A minha tia Stelita, que se assumiu apenas como Aurora quando descobriu que o nome da existência é claridade, chegou um dia para mim e falou que tinha conhecido um artista de Crateús que desenhava pensamentos e sonhos. Eles desenvolveram uma amizade linda e, nesse ambiente fraterno, acabei sendo convidado por ele a fazer a apresentação do catálogo da sua primeira exposição, “Sereias – Cio das Cores”, que ficou em mostra pública de 23 a 30 de outubro de 1990, na Assefaz Galeria de Arte, em Fortaleza.

Com o título “No quasar da imaginação” escrevi a síntese de uma longa conversa que tive com ele ao sabor do vento, das águas do mar e do horizonte que abre os braços a quem frequenta a Ponte Metálica da Praia de Iracema:

Era uma vez um sonho que costumava brincar de sereias, caramujos, conchas e mar. Brilhava ao ritmo de puras dançarinas que moravam dentro da mais cintilante das pedras preciosas. Uma crisálida transparente onde fugidios beija-flores traçavam hipérboles de prazer.

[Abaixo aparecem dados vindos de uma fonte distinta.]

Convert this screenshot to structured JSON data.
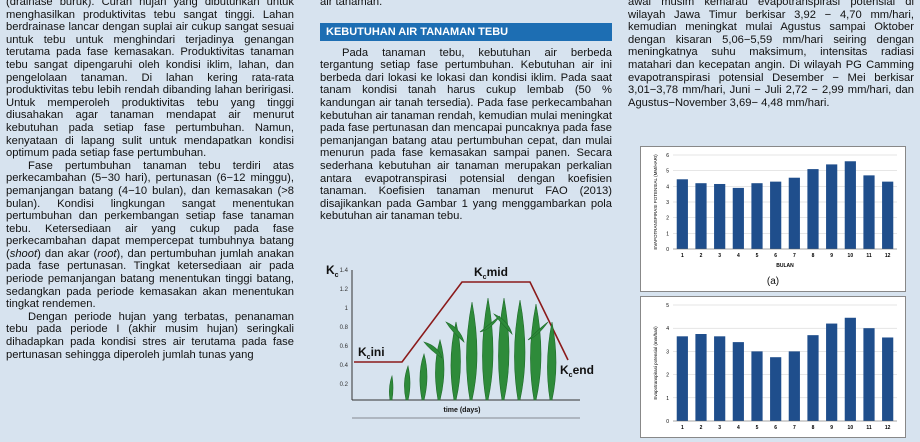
{
  "col1": {
    "p0": "(drainase buruk). Curah hujan yang dibutuhkan untuk menghasilkan produktivitas tebu sangat tinggi. Lahan berdrainase lancar dengan suplai air cukup sangat sesuai untuk tebu untuk menghindari terjadinya genangan terutama pada fase kemasakan. Produktivitas tanaman tebu sangat dipengaruhi oleh kondisi iklim, lahan, dan pengelolaan tanaman. Di lahan kering rata-rata produktivitas tebu lebih rendah dibanding lahan beririgasi. Untuk memperoleh produktivitas tebu yang tinggi diusahakan agar tanaman mendapat air menurut kebutuhan pada setiap fase pertumbuhan. Namun, kenyataan di lapang sulit untuk mendapatkan kondisi optimum pada setiap fase pertumbuhan.",
    "p1": "Fase pertumbuhan tanaman tebu terdiri atas perkecambahan (5−30 hari), pertunasan (6−12 minggu), pemanjangan batang (4−10 bulan), dan kemasakan (>8 bulan). Kondisi lingkungan sangat menentukan pertumbuhan dan perkembangan setiap fase tanaman tebu. Ketersediaan air yang cukup pada fase perkecambahan dapat mempercepat tumbuhnya batang (",
    "p1_i1": "shoot",
    "p1_b": ") dan akar (",
    "p1_i2": "root",
    "p1_c": "), dan pertumbuhan jumlah anakan pada fase pertunasan. Tingkat ketersediaan air pada periode pemanjangan batang menentukan tinggi batang, sedangkan pada periode kemasakan akan menentukan tingkat rendemen.",
    "p2": "Dengan periode hujan yang terbatas, penanaman tebu pada periode I (akhir musim hujan) seringkali dihadapkan pada kondisi stres air terutama pada fase pertunasan sehingga diperoleh jumlah tunas yang"
  },
  "col2": {
    "top": "air tanaman.",
    "heading": "KEBUTUHAN AIR TANAMAN TEBU",
    "p1": "Pada tanaman tebu, kebutuhan air berbeda tergantung setiap fase pertumbuhan. Kebutuhan air ini berbeda dari lokasi ke lokasi dan kondisi iklim. Pada saat tanam kondisi tanah harus cukup lembab (50 % kandungan air tanah tersedia). Pada fase perkecambahan kebutuhan air tanaman rendah, kemudian mulai meningkat pada fase pertunasan dan mencapai puncaknya pada fase pemanjangan batang atau pertumbuhan cepat, dan mulai menurun pada fase kemasakan sampai panen. Secara sederhana kebutuhan air tanaman merupakan perkalian antara evapotranspirasi potensial dengan koefisien tanaman. Koefisien tanaman menurut FAO (2013) disajikankan pada Gambar 1 yang menggambarkan pola kebutuhan air tanaman tebu."
  },
  "kc": {
    "kc_label": "K",
    "kc_sub": "c",
    "ini_k": "K",
    "ini_sub": "c",
    "ini_txt": "ini",
    "mid_k": "K",
    "mid_sub": "c",
    "mid_txt": "mid",
    "end_k": "K",
    "end_sub": "c",
    "end_txt": "end",
    "xlabel": "time (days)",
    "yticks": [
      "1.4",
      "1.2",
      "1",
      "0.8",
      "0.6",
      "0.4",
      "0.2"
    ]
  },
  "col3": {
    "p1": "awal musim kemarau evapotranspirasi potensial di wilayah Jawa Timur berkisar 3,92 − 4,70 mm/hari, kemudian meningkat mulai Agustus sampai Oktober dengan kisaran 5,06−5,59 mm/hari seiring dengan meningkatnya suhu maksimum, intensitas radiasi matahari dan kecepatan angin. Di wilayah PG Camming evapotranspirasi potensial Desember − Mei berkisar 3,01−3,78 mm/hari, Juni − Juli 2,72 − 2,99 mm/hari, dan Agustus−November 3,69− 4,48 mm/hari.",
    "caption_a": "(a)"
  },
  "chart_data": [
    {
      "type": "bar",
      "categories": [
        "1",
        "2",
        "3",
        "4",
        "5",
        "6",
        "7",
        "8",
        "9",
        "10",
        "11",
        "12"
      ],
      "values": [
        4.45,
        4.2,
        4.15,
        3.9,
        4.2,
        4.3,
        4.55,
        5.1,
        5.4,
        5.6,
        4.7,
        4.3
      ],
      "ylabel": "EVAPOTRANSPIRASI POTENSIAL (MM/HARI)",
      "xlabel": "BULAN",
      "ylim": [
        0,
        6
      ],
      "yticks": [
        0,
        1,
        2,
        3,
        4,
        5,
        6
      ],
      "color": "#1f4e8c"
    },
    {
      "type": "bar",
      "categories": [
        "1",
        "2",
        "3",
        "4",
        "5",
        "6",
        "7",
        "8",
        "9",
        "10",
        "11",
        "12"
      ],
      "values": [
        3.65,
        3.75,
        3.65,
        3.4,
        3.0,
        2.75,
        3.0,
        3.7,
        4.2,
        4.45,
        4.0,
        3.6
      ],
      "ylabel": "Evapotranspirasi potensial (mm/hari)",
      "xlabel": "",
      "ylim": [
        0,
        5
      ],
      "yticks": [
        0,
        1,
        2,
        3,
        4,
        5
      ],
      "color": "#1f4e8c"
    }
  ]
}
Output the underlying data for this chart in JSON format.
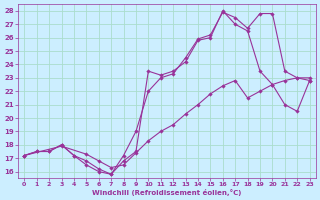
{
  "xlabel": "Windchill (Refroidissement éolien,°C)",
  "bg_color": "#cceeff",
  "grid_color": "#aaddcc",
  "line_color": "#993399",
  "xlim": [
    -0.5,
    23.5
  ],
  "ylim": [
    15.5,
    28.5
  ],
  "xticks": [
    0,
    1,
    2,
    3,
    4,
    5,
    6,
    7,
    8,
    9,
    10,
    11,
    12,
    13,
    14,
    15,
    16,
    17,
    18,
    19,
    20,
    21,
    22,
    23
  ],
  "yticks": [
    16,
    17,
    18,
    19,
    20,
    21,
    22,
    23,
    24,
    25,
    26,
    27,
    28
  ],
  "series": [
    {
      "x": [
        0,
        3,
        5,
        6,
        7,
        8,
        9,
        10,
        11,
        12,
        13,
        14,
        15,
        16,
        17,
        18,
        19,
        20,
        21,
        22,
        23
      ],
      "y": [
        17.2,
        17.9,
        17.3,
        16.8,
        16.3,
        16.5,
        17.4,
        18.3,
        19.0,
        19.5,
        20.3,
        21.0,
        21.8,
        22.4,
        22.8,
        21.5,
        22.0,
        22.5,
        22.8,
        23.0,
        23.0
      ]
    },
    {
      "x": [
        0,
        1,
        2,
        3,
        4,
        5,
        6,
        7,
        8,
        9,
        10,
        11,
        12,
        13,
        14,
        15,
        16,
        17,
        18,
        19,
        20,
        21,
        22,
        23
      ],
      "y": [
        17.2,
        17.5,
        17.5,
        18.0,
        17.2,
        16.5,
        16.0,
        15.8,
        16.8,
        17.5,
        23.5,
        23.2,
        23.5,
        24.2,
        25.8,
        26.0,
        28.0,
        27.0,
        26.5,
        23.5,
        22.5,
        21.0,
        20.5,
        22.8
      ]
    },
    {
      "x": [
        0,
        1,
        2,
        3,
        4,
        5,
        6,
        7,
        8,
        9,
        10,
        11,
        12,
        13,
        14,
        15,
        16,
        17,
        18,
        19,
        20,
        21,
        22,
        23
      ],
      "y": [
        17.2,
        17.5,
        17.5,
        18.0,
        17.2,
        16.8,
        16.2,
        15.8,
        17.2,
        19.0,
        22.0,
        23.0,
        23.3,
        24.5,
        25.9,
        26.2,
        27.9,
        27.5,
        26.7,
        27.8,
        27.8,
        23.5,
        23.0,
        22.8
      ]
    }
  ]
}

Para esse sonho, que vivia no mundo da lua, a imaginação era um misto de posse, vaidade e utopia na busca do sentido da vida.

– A lua não é de São Jorge, tampouco dos astronautas, dos poetas ou dos namorados; ela é das sereias – assegurava.

Mas esse sonho, em suas explosões de luz, sentia também os presságios da solidão estampados na ausência de harmonia que, para ele, gerava a infelicidade. Foi então que resolveu procurar nas cores um despertar para a paz.

Logo descobriu que ela não estava no branco.

– Quando estava com raiva, falava roxo.

– A raiva é uma coisa sem luz – ficava a dizer.

Por isso partiu para pintar o universo de amarelo. Queria algo maior do que o infinito e acabou criando algumas dispersões estéticas. Contudo, tratava de não esquecer as referências do seu cotidiano.

– Se coloco uma casa sem portas nas minhas telas, na verdade quero pintar é a incompreensão – tentava esclarecer.

Constatou que em espaços não muito grandes conseguia maior definição, e acabou flagrando a morte do cisne no lago azul. Foi aí que o sonho virou inquietação e a inquietação assumiu que se chamava Francisco, Francisco de Almeida.

Esse regente pictórico das sereias tinge de acrílica e, menos intensamente de óleo, a fusão abstrata que faz entre a realidade e a fantasia. Desta forma, a posição curva em que trabalha a avó rendeira se confunde com silhuetas de flautistas e bailarinas do mar.

Todas são sereias porque todas cantam para o despertar autodidata de um artista que parece disposto a investir no aperfeiçoamento técnico da sua obra, para que alcance o brilho lançado espontaneamente pelo quasar da imaginação.

Anos depois, encontrei o Francisco de Almeida já reconhecido por sua arte de fractais, e ele estava contente porque as metáforas da nossa entrevista haviam se realizado. E a prova estava no êxito de suas exposições pelo Brasil, com destaque no Panorama da Arte Brasileira do MAM (São Paulo, 2005), na Bienal de Valência (Espanha, 2007) e na VII Bienal do Mercosul (Porto Alegre, 2009).

Francisco de Almeida foi homenageado no III Encontro Internacional de Imagem Contemporânea, realizado em Fortaleza entre os dias 28 de fevereiro a 01 de março de 2018. A identidade do evento foi toda desenvolvida a partir de sua obra. A programação foi aberta com uma exposição individual dele, na galeria Sem Título.

Observo a trajetória desse pintor de pensamentos e sonhos, como definiu a Aurora (que já retornou à sua origem estelar), como um triunfo da simplicidade e do querer verdadeiros, transformados em campo de sentido estético e existencial pelas mãos inquietas e hábeis de um artista que não para de nascer como expressão de força original.